Dojo Completion Statement Parsing

One of the things on my Dojo completion hitlist was handling multiline statements, especially dojo.query chains, since I tend to break them into multiple lines when chaining more than 1 or 2 NodeList function calls (and I’m betting most folks do that, too). While thinking about how to handle this, I came to the conclusion that there were basically three ways I could approach it:

  1. Implement a real Javascript parser that is liberal enough to handle incomplete statements (e.g. it has to handle the statement you’re trying to complete!), or
  2. Integrate an existing parser that is liberal enough to handle incomplete statements (I have no idea if a liberal open source JS parser exists), or
  3. Implement something simpler and easier that covers most or all of what I think of as common cases.
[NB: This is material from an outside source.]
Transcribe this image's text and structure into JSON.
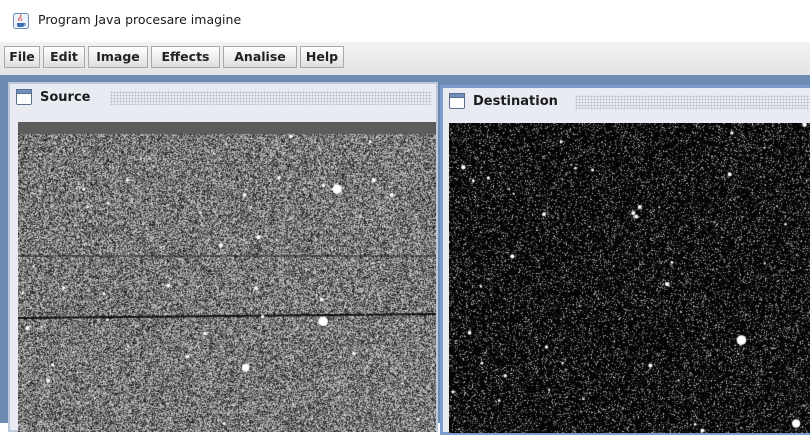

I decided to go with #3. In fact, this is my general rule of thumb for the completion bundle in the short and medium term. I want to make something that is both useful, and something I can actually release since I’m only working on it a few hours each week. An unreleased, vaporware completion bundle is far less cool than a released one that works 80% of the time.
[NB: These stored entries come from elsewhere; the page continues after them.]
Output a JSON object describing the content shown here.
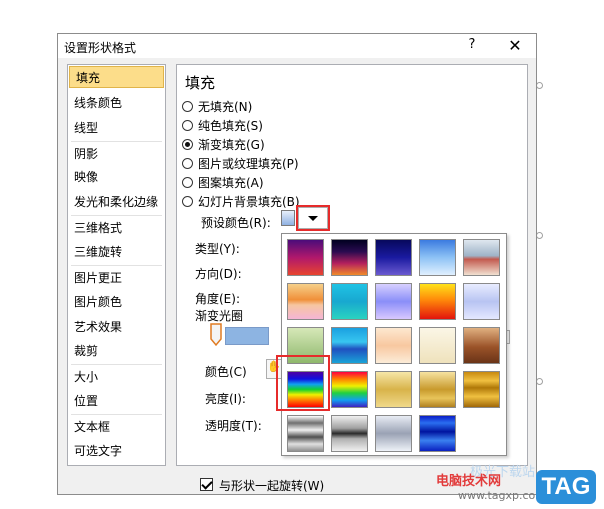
{
  "dialog": {
    "title": "设置形状格式",
    "help": "?",
    "close": "✕"
  },
  "sidebar": {
    "items": [
      {
        "label": "填充",
        "selected": true
      },
      {
        "label": "线条颜色"
      },
      {
        "label": "线型"
      },
      {
        "label": "阴影"
      },
      {
        "label": "映像"
      },
      {
        "label": "发光和柔化边缘"
      },
      {
        "label": "三维格式"
      },
      {
        "label": "三维旋转"
      },
      {
        "label": "图片更正"
      },
      {
        "label": "图片颜色"
      },
      {
        "label": "艺术效果"
      },
      {
        "label": "裁剪"
      },
      {
        "label": "大小"
      },
      {
        "label": "位置"
      },
      {
        "label": "文本框"
      },
      {
        "label": "可选文字"
      }
    ]
  },
  "fill": {
    "heading": "填充",
    "options": [
      {
        "label": "无填充(N)",
        "checked": false
      },
      {
        "label": "纯色填充(S)",
        "checked": false
      },
      {
        "label": "渐变填充(G)",
        "checked": true
      },
      {
        "label": "图片或纹理填充(P)",
        "checked": false
      },
      {
        "label": "图案填充(A)",
        "checked": false
      },
      {
        "label": "幻灯片背景填充(B)",
        "checked": false
      }
    ],
    "preset_label": "预设颜色(R):",
    "type_label": "类型(Y):",
    "direction_label": "方向(D):",
    "angle_label": "角度(E):",
    "stops_label": "渐变光圈",
    "color_label": "颜色(C)",
    "brightness_label": "亮度(I):",
    "transparency_label": "透明度(T):",
    "rotate_label": "与形状一起旋转(W)",
    "rotate_checked": true
  },
  "preset_gallery": {
    "swatches": [
      "late-sunset",
      "nightfall",
      "daybreak",
      "horizon",
      "desert",
      "early-sunset",
      "ocean",
      "calm-water",
      "fire",
      "fog",
      "moss",
      "peacock",
      "wheat",
      "parchment",
      "mahogany",
      "rainbow",
      "rainbow-ii",
      "gold",
      "gold-ii",
      "brass",
      "chrome",
      "chrome-ii",
      "silver",
      "sapphire"
    ],
    "highlighted": "rainbow"
  },
  "watermark": {
    "text": "电脑技术网",
    "url": "www.tagxp.com",
    "tag": "TAG"
  },
  "colors": {
    "highlight": "#e62b2b",
    "selected_item": "#fcdd8a"
  }
}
Here are a few shots of the multiline statement parser in action, completing a dojo.querychain. Notice also, in the last shot, it guesses correctly that I am starting a new statement, even though I didn’t end the previous one with a semicolon. However, it’s not perfect, and will almost certainly break under less common conditions. I’ve tried, though, to abstract the parser from the completion code in a way that allows the parser to be improved when I find cases where it breaks.